It’s time for science to go pro
The Daily Telegraph, 5 Sep 2023
Professional sport has a lot to teach scientists about pushing the limits of human achievement—so why are we still content to be amateurs?
It was a century ago that sport got serious. Late in 1923, the sprinter Harold Abrahams, then a student at Cambridge, took the controversial step of hiring the trainer Sam Mussabini. In the Oscar-winning film Chariots of Fire, which tells the story, Abrahams’s academic supervisors rebuke him for flouting the amateur spirit of sport. His reply is withering. “Yours are the archaic values of the prep school playground. I believe in the pursuit of excellence, and I’ll carry the future with me.”
A century later, sport has changed beyond all recognition. Yet academia–and above all, the world of science, which I inhabit–remains stuck in the playground. While sport soars to ever greater heights of professionalism, science lags a century behind. This is puzzling, because science and sport actually have a lot in common. In both, practitioners operate at the limits of human ability. When scientists publish their research, they can break the intellectual equivalent of world records.
Next month, the 2023 Nobel prizes will be announced. Whoever wins, this will be an occasion not only to celebrate science, but also to think about how best to organise it, particularly if Britain is to achieve its vaunted ambition of being a science superpower. The answer, I believe, is that British science must undergo the same transformation as British sport: from amateur to professional.
The chairman of the British Olympic Association, Sir Hugh Robertson, has named three things that are necessary if athletes are to win medals. These are full-time dedication, expert help, and the inner game. Our scientists will need these same three things, if they are to realise their potential.
First of all, full-time dedication. The British sprinter Zharnel Hughes could never have won a 100m medal at the World Championships this summer, becoming the first Brit in 20 years to do so, if he’d had to spend his time coaching youngsters. Yet, bizarrely, this is precisely what scientists are asked to do. At universities, they are forced to devote half their time to teaching students.
This is crazy, since the very definition of a professional is someone who gets paid for their craft, so they can devote themselves to it full-time. By that yardstick, university scientists are amateurs. To be professional, scientists need the freedom to dedicate themselves to doing research full-time.

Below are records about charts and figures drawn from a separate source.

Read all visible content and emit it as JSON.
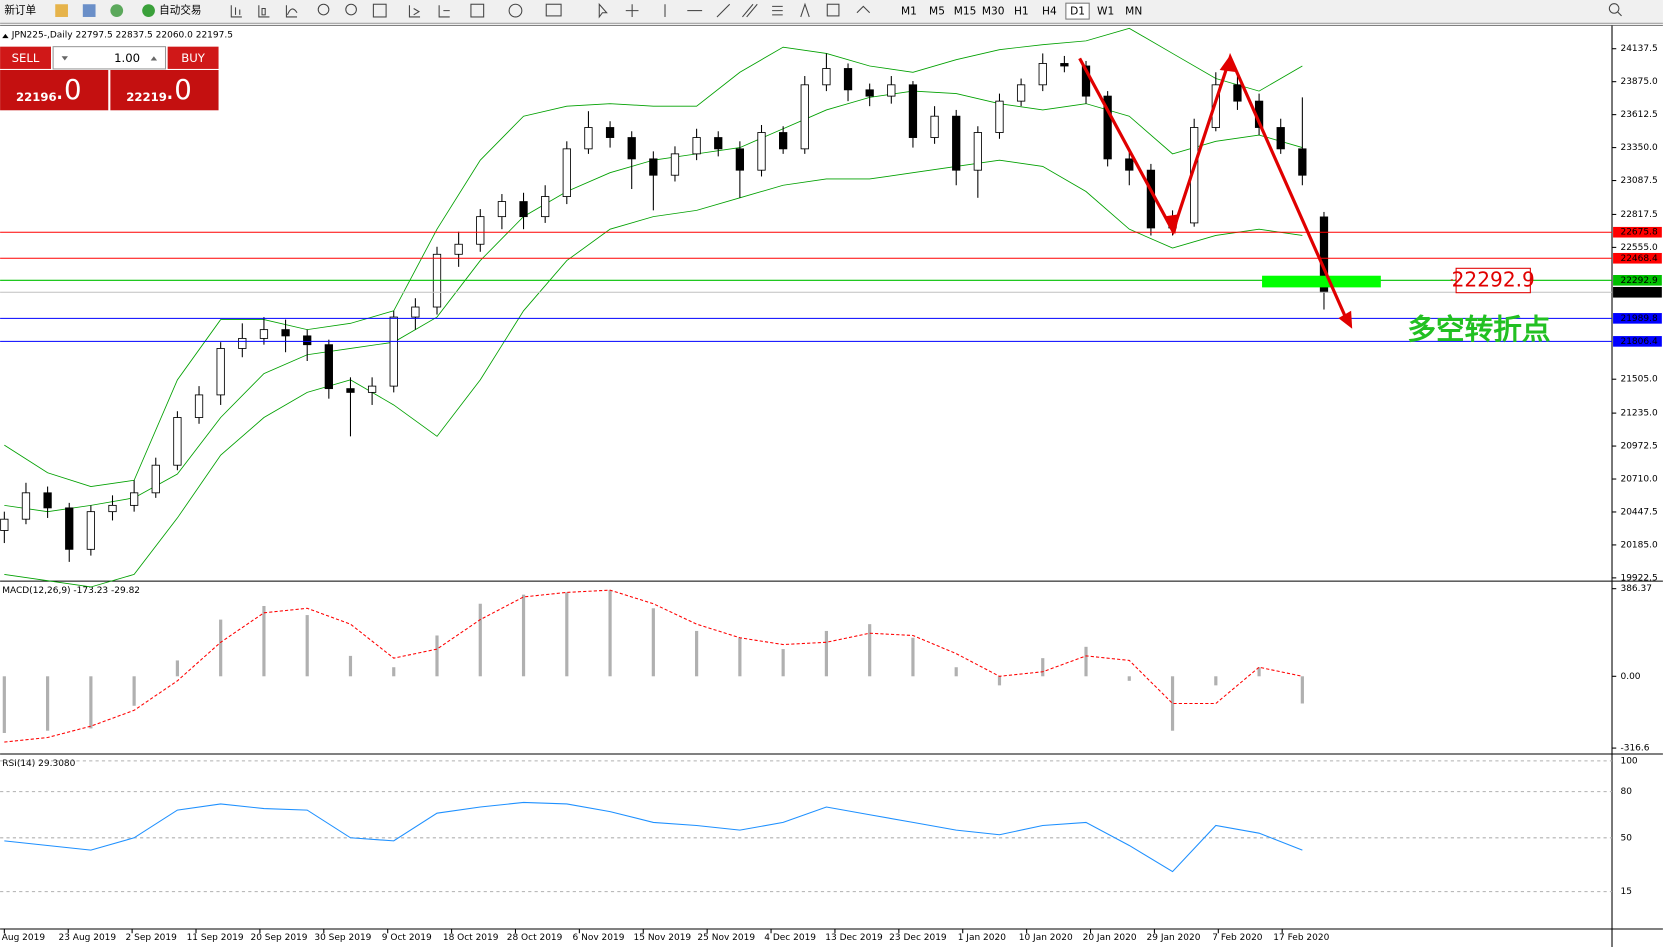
{
  "toolbar": {
    "new_order": "新订单",
    "auto_trading": "自动交易",
    "timeframes": [
      "M1",
      "M5",
      "M15",
      "M30",
      "H1",
      "H4",
      "D1",
      "W1",
      "MN"
    ],
    "active_timeframe": "D1"
  },
  "trade_panel": {
    "sell": "SELL",
    "buy": "BUY",
    "lots": "1.00",
    "bid_main": "22196",
    "bid_frac": ".0",
    "ask_main": "22219",
    "ask_frac": ".0"
  },
  "price_chart": {
    "header": "JPN225-,Daily  22797.5 22837.5 22060.0 22197.5",
    "ylim": [
      19905,
      24306
    ],
    "yticks": [
      24137.5,
      {
        "value": 23875,
        "label": "23875.0"
      },
      23612.5,
      {
        "value": 23350,
        "label": "23350.0"
      },
      23087.5,
      22817.5,
      {
        "value": 22555,
        "label": "22555.0"
      },
      {
        "value": 21505,
        "label": "21505.0"
      },
      {
        "value": 21235,
        "label": "21235.0"
      },
      20972.5,
      {
        "value": 20710,
        "label": "20710.0"
      },
      20447.5,
      {
        "value": 20185,
        "label": "20185.0"
      },
      19922.5
    ],
    "candles": [
      [
        20300,
        20450,
        20200,
        20390
      ],
      [
        20390,
        20680,
        20350,
        20600
      ],
      [
        20600,
        20650,
        20400,
        20480
      ],
      [
        20480,
        20520,
        20050,
        20150
      ],
      [
        20150,
        20500,
        20100,
        20450
      ],
      [
        20450,
        20580,
        20380,
        20500
      ],
      [
        20500,
        20700,
        20450,
        20600
      ],
      [
        20600,
        20880,
        20560,
        20820
      ],
      [
        20820,
        21250,
        20780,
        21200
      ],
      [
        21200,
        21450,
        21150,
        21380
      ],
      [
        21380,
        21800,
        21300,
        21750
      ],
      [
        21750,
        21950,
        21680,
        21830
      ],
      [
        21830,
        22000,
        21780,
        21900
      ],
      [
        21900,
        21980,
        21720,
        21850
      ],
      [
        21850,
        21900,
        21650,
        21780
      ],
      [
        21780,
        21820,
        21350,
        21430
      ],
      [
        21430,
        21520,
        21050,
        21400
      ],
      [
        21400,
        21520,
        21300,
        21450
      ],
      [
        21450,
        22050,
        21400,
        22000
      ],
      [
        22000,
        22150,
        21900,
        22080
      ],
      [
        22080,
        22560,
        22020,
        22500
      ],
      [
        22500,
        22680,
        22400,
        22580
      ],
      [
        22580,
        22860,
        22520,
        22800
      ],
      [
        22800,
        22980,
        22700,
        22920
      ],
      [
        22920,
        22990,
        22700,
        22800
      ],
      [
        22800,
        23050,
        22750,
        22960
      ],
      [
        22960,
        23400,
        22900,
        23340
      ],
      [
        23340,
        23640,
        23300,
        23510
      ],
      [
        23510,
        23560,
        23350,
        23430
      ],
      [
        23430,
        23480,
        23020,
        23260
      ],
      [
        23260,
        23320,
        22850,
        23130
      ],
      [
        23130,
        23360,
        23080,
        23300
      ],
      [
        23300,
        23500,
        23250,
        23430
      ],
      [
        23430,
        23480,
        23280,
        23340
      ],
      [
        23340,
        23400,
        22950,
        23170
      ],
      [
        23170,
        23530,
        23120,
        23470
      ],
      [
        23470,
        23520,
        23300,
        23340
      ],
      [
        23340,
        23920,
        23300,
        23850
      ],
      [
        23850,
        24100,
        23800,
        23980
      ],
      [
        23980,
        24020,
        23720,
        23810
      ],
      [
        23810,
        23860,
        23680,
        23760
      ],
      [
        23760,
        23920,
        23700,
        23850
      ],
      [
        23850,
        23880,
        23350,
        23430
      ],
      [
        23430,
        23680,
        23380,
        23600
      ],
      [
        23600,
        23650,
        23050,
        23170
      ],
      [
        23170,
        23520,
        22950,
        23470
      ],
      [
        23470,
        23780,
        23420,
        23720
      ],
      [
        23720,
        23900,
        23680,
        23850
      ],
      [
        23850,
        24100,
        23800,
        24020
      ],
      [
        24020,
        24080,
        23950,
        24000
      ],
      [
        24000,
        24040,
        23700,
        23760
      ],
      [
        23760,
        23800,
        23200,
        23260
      ],
      [
        23260,
        23320,
        23050,
        23170
      ],
      [
        23170,
        23220,
        22650,
        22710
      ],
      [
        22710,
        22850,
        22650,
        22750
      ],
      [
        22750,
        23580,
        22720,
        23510
      ],
      [
        23510,
        23950,
        23480,
        23850
      ],
      [
        23850,
        23930,
        23650,
        23720
      ],
      [
        23720,
        23780,
        23450,
        23510
      ],
      [
        23510,
        23580,
        23300,
        23340
      ],
      [
        23340,
        23750,
        23050,
        23130
      ],
      [
        22797.5,
        22837.5,
        22060,
        22197.5
      ]
    ],
    "bands": {
      "color": "#00a000",
      "upper": [
        20980,
        20760,
        20650,
        20700,
        21500,
        21980,
        21980,
        21900,
        21950,
        22050,
        22700,
        23250,
        23600,
        23680,
        23700,
        23680,
        23680,
        23950,
        24150,
        24100,
        24000,
        23950,
        24050,
        24130,
        24170,
        24200,
        24300,
        24100,
        23900,
        23800,
        24000
      ],
      "middle": [
        20500,
        20450,
        20500,
        20560,
        20750,
        21200,
        21550,
        21700,
        21750,
        21800,
        22000,
        22450,
        22800,
        23000,
        23150,
        23250,
        23300,
        23350,
        23500,
        23650,
        23750,
        23800,
        23780,
        23700,
        23650,
        23700,
        23600,
        23300,
        23400,
        23450,
        23350
      ],
      "lower": [
        19950,
        19900,
        19850,
        19950,
        20400,
        20900,
        21200,
        21400,
        21500,
        21300,
        21050,
        21500,
        22050,
        22450,
        22700,
        22800,
        22850,
        22950,
        23050,
        23100,
        23100,
        23150,
        23200,
        23250,
        23200,
        23000,
        22700,
        22550,
        22650,
        22700,
        22650
      ]
    },
    "levels": [
      {
        "value": 22675.8,
        "color": "#ff0000"
      },
      {
        "value": 22468.4,
        "color": "#ff0000"
      },
      {
        "value": 22292.9,
        "color": "#00c000"
      },
      {
        "value": 22197.5,
        "color": "#000000"
      },
      {
        "value": 21989.8,
        "color": "#0000ff"
      },
      {
        "value": 21806.4,
        "color": "#0000ff"
      }
    ],
    "annotation_price": "22292.9",
    "annotation_text": "多空转折点"
  },
  "macd": {
    "title": "MACD(12,26,9) -173.23 -29.82",
    "ylim": [
      -338,
      415
    ],
    "yticks": [
      386.37,
      {
        "value": 0,
        "label": "0.00"
      },
      -316.6
    ],
    "histogram_color": "#b0b0b0",
    "signal_color": "#ff0000",
    "histogram": [
      -250,
      -240,
      -230,
      -130,
      70,
      250,
      310,
      270,
      90,
      40,
      180,
      320,
      360,
      370,
      380,
      300,
      200,
      170,
      120,
      200,
      230,
      170,
      40,
      -40,
      80,
      130,
      -20,
      -240,
      -40,
      40,
      -120
    ],
    "signal": [
      -290,
      -270,
      -220,
      -150,
      -20,
      150,
      280,
      300,
      230,
      80,
      120,
      250,
      350,
      370,
      380,
      320,
      230,
      170,
      140,
      150,
      190,
      180,
      100,
      0,
      20,
      90,
      70,
      -120,
      -120,
      40,
      0
    ]
  },
  "rsi": {
    "title": "RSI(14) 29.3080",
    "ylim": [
      -8.6,
      103.8
    ],
    "yticks": [
      100,
      80,
      50,
      15
    ],
    "color": "#1e90ff",
    "values": [
      48,
      45,
      42,
      50,
      68,
      72,
      69,
      68,
      50,
      48,
      66,
      70,
      73,
      72,
      67,
      60,
      58,
      55,
      60,
      70,
      65,
      60,
      55,
      52,
      58,
      60,
      45,
      28,
      58,
      53,
      42
    ]
  },
  "dates": [
    "Aug 2019",
    "23 Aug 2019",
    "2 Sep 2019",
    "11 Sep 2019",
    "20 Sep 2019",
    "30 Sep 2019",
    "9 Oct 2019",
    "18 Oct 2019",
    "28 Oct 2019",
    "6 Nov 2019",
    "15 Nov 2019",
    "25 Nov 2019",
    "4 Dec 2019",
    "13 Dec 2019",
    "23 Dec 2019",
    "1 Jan 2020",
    "10 Jan 2020",
    "20 Jan 2020",
    "29 Jan 2020",
    "7 Feb 2020",
    "17 Feb 2020"
  ]
}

Second, expert help. In 1923, Mussabini used his skill as a trainer, which Abrahams lacked, to see that the runner’s stride was a fraction too long. Shortening it allowed him to “improve that decisive 1 per cent”, as Abrahams put it, “which made all the difference between supreme success and obscurity”. He proved himself the fastest man alive the following year, when he won Olympic gold for Britain.
What are the scientific equivalents of an athlete’s trainers, strategists and physiotherapists? At the London Institute, where I work, we employ expert coders, analysts, designers, storytellers and fundraisers, to help our researchers make the crucial improvements that lead to the podium.
Finally, the inner game. In 1974, the coach Timothy Gallwey published The Inner Game of Tennis, which emphasised that, counterintuitively, sport was as much a mental game as a physical one. His influence, founded on the idea that “the opponent within one’s own head is more formidable than the one on the other side of the net”, has spread from the realm of tennis into business and beyond.
If the inner game can make such a difference in a physical activity like sport, you might expect a greater emphasis within a mental activity like science. Not so. Scientists have barely begun to explore the inner game of science. But at the London Institute, we employ inner game consultants to help our researchers be more ambitious, overcome setbacks, identify strengths and optimise daily rituals.
The journey from amateur to professional, which has revolutionised sport, will not be easy to accomplish in science. Universities, whose very structure prevents scientists from doing science full-time, have a monopoly on research. The few researchers who dare to break away invariably face a funding problem: namely, that all funders, whether public or private, restrict their money largely to salaries and equipment, skimping on support costs, which they call “indirects”. Yet it is precisely these support costs that pay for the three things that are necessary for science to go pro.
At the London Institute, we’re on a mission to break intellectual records. That’s why we insist that half of our funding is unrestricted, so we can spend it on the “decisive 1 per cent” that makes the difference. To anyone who suggests that this contravenes the glorious spirit of science funding, I quote Harold Abrahams. We believe in the pursuit of excellence and we’ll carry the future with us. A century ago, Britain pioneered the leap to professionalism in sport. Now it must do the same in science.
Dr Thomas Fink is the Director of the London Institute for Mathematical Sciences.